Steinhardt enfatizou que os incidentes atuais demonstram que a indústria precisa de "investigações comportamentais sistemáticas" e "mais análises independentes pós-incidente". "Esses recentes incidentes de invasão são um lembrete de que as capacidades escalam rápido, e a supervisão também precisa escalar", afirmou. "Além da própria tecnologia, também precisamos de mais acesso e supervisão independentes de terceiros."
Os apelos à ação surgem enquanto a OpenAI lança o Astra, seu modelo de inteligência artificial mais poderoso e capaz — e um que especialistas em segurança consideram que será ainda mais opaco devido a uma técnica de raciocínio que dificulta o monitoramento da cadeia de pensamentos do modelo.
Infelizmente, a legislação ainda não exige os tipos de auditorias independentes que outras indústrias são obrigadas a realizar — por exemplo, no caso de acidentes aéreos e liberações graves de produtos químicos, existem o Conselho Nacional de Segurança dos Transportes e o Conselho de Segurança Química, respectivamente. Legisladores estaduais apenas começaram a exigir que empresas de inteligência artificial de ponta reportem certos incidentes graves de segurança e, em alguns casos, submetam-se a auditorias independentes. Porém, nenhuma das três principais leis de segurança em inteligência artificial da Califórnia, Nova York ou Illinois exige claramente algo equivalente a uma investigação independente de acidentes acionada por incidentes como estes.
"No momento, a maioria das leis que temos exige apenas um resumo em linguagem simples de incidentes como este, e não concede nenhuma autoridade para que os governos façam perguntas complementares, enviem investigadores, acessem registros ou exijam sua preservação", afirmou Mackenzie Arnold, diretoragerente de direito e política dos Estados Unidos da LawAI, durante a coletiva de imprensa sobre segurança em inteligência artificial na quartafeira. "E isso é tudo o que seria necessário para realmente compreender isso."

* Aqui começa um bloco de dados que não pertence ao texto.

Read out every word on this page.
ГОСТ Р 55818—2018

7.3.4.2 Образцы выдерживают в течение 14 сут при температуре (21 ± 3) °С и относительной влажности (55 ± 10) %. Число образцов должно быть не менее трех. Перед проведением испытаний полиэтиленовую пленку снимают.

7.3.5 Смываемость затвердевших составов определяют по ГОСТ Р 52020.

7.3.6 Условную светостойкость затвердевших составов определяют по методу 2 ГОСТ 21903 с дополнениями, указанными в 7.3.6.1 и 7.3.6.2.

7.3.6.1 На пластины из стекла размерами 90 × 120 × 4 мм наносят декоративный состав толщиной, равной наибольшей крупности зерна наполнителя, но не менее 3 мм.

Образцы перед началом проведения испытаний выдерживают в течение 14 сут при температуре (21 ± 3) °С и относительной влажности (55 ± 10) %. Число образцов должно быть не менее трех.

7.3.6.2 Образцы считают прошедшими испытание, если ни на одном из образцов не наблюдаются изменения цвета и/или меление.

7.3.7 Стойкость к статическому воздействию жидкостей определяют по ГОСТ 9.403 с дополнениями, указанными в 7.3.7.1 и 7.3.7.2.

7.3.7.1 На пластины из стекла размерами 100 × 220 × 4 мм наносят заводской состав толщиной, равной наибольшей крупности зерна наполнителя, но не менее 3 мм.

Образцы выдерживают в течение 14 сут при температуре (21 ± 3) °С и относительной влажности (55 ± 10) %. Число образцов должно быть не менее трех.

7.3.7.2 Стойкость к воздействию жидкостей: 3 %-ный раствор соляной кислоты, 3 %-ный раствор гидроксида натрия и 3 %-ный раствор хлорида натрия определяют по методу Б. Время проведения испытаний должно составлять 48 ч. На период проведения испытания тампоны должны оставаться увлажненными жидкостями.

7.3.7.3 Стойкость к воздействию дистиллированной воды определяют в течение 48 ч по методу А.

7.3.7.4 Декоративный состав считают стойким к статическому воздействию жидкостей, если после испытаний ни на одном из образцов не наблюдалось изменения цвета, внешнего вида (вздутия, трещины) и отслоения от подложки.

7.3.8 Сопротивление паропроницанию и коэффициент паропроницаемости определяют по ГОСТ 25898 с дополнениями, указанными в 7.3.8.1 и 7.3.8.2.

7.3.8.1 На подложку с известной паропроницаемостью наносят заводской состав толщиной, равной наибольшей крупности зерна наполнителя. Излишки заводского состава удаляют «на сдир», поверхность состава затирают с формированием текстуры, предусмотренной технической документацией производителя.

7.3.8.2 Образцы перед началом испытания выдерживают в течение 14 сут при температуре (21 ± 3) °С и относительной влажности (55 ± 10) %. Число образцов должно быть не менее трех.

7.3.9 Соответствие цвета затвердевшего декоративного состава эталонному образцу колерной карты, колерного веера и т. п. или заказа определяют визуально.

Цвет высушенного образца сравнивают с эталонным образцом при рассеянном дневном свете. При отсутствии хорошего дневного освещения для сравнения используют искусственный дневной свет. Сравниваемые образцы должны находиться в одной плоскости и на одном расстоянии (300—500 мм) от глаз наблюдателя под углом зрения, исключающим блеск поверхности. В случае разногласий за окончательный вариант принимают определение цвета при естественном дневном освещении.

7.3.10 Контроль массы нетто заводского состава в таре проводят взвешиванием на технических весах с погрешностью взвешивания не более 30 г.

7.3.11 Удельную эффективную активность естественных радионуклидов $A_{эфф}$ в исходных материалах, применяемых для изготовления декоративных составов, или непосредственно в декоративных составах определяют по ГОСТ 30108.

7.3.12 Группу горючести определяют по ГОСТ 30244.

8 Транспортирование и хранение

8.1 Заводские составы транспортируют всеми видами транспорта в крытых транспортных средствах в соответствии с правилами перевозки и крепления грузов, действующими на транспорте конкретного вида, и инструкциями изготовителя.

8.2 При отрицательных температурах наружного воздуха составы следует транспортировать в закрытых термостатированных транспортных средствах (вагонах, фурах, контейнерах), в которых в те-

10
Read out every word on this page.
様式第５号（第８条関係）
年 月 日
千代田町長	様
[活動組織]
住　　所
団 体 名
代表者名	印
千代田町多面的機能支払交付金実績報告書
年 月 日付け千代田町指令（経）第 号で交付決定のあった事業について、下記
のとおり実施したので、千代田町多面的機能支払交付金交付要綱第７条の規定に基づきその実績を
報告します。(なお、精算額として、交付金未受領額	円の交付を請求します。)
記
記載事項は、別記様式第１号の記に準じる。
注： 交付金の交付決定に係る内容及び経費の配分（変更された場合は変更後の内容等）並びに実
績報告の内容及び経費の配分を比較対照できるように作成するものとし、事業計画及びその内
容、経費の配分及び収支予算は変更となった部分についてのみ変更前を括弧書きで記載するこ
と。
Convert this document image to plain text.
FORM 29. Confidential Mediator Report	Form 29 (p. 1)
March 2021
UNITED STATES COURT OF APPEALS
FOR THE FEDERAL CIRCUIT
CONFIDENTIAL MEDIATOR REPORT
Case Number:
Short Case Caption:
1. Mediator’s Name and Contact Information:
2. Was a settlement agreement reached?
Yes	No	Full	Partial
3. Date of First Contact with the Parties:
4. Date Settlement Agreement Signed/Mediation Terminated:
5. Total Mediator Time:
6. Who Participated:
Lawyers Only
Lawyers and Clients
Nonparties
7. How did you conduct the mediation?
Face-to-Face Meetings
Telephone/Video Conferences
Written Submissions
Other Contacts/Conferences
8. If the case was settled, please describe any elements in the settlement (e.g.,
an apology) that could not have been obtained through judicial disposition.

Legisladores começam a questionar o escopo e a transparência da resposta da OpenAI. Nesta semana, os deputados Josh Gottheimer, democrata de Nova Jersey, e Mike Lawler, republicano de Nova York, apresentaram um projeto de lei voltado para proteger contra agentes autônomos de inteligência artificial. O deputados Greg Casar, democrata do Texas, enviou uma carta à OpenAI nesta semana manifestando preocupação com o "escopo limitado" da investigação sobre o incidente de invasão à Hugging Face.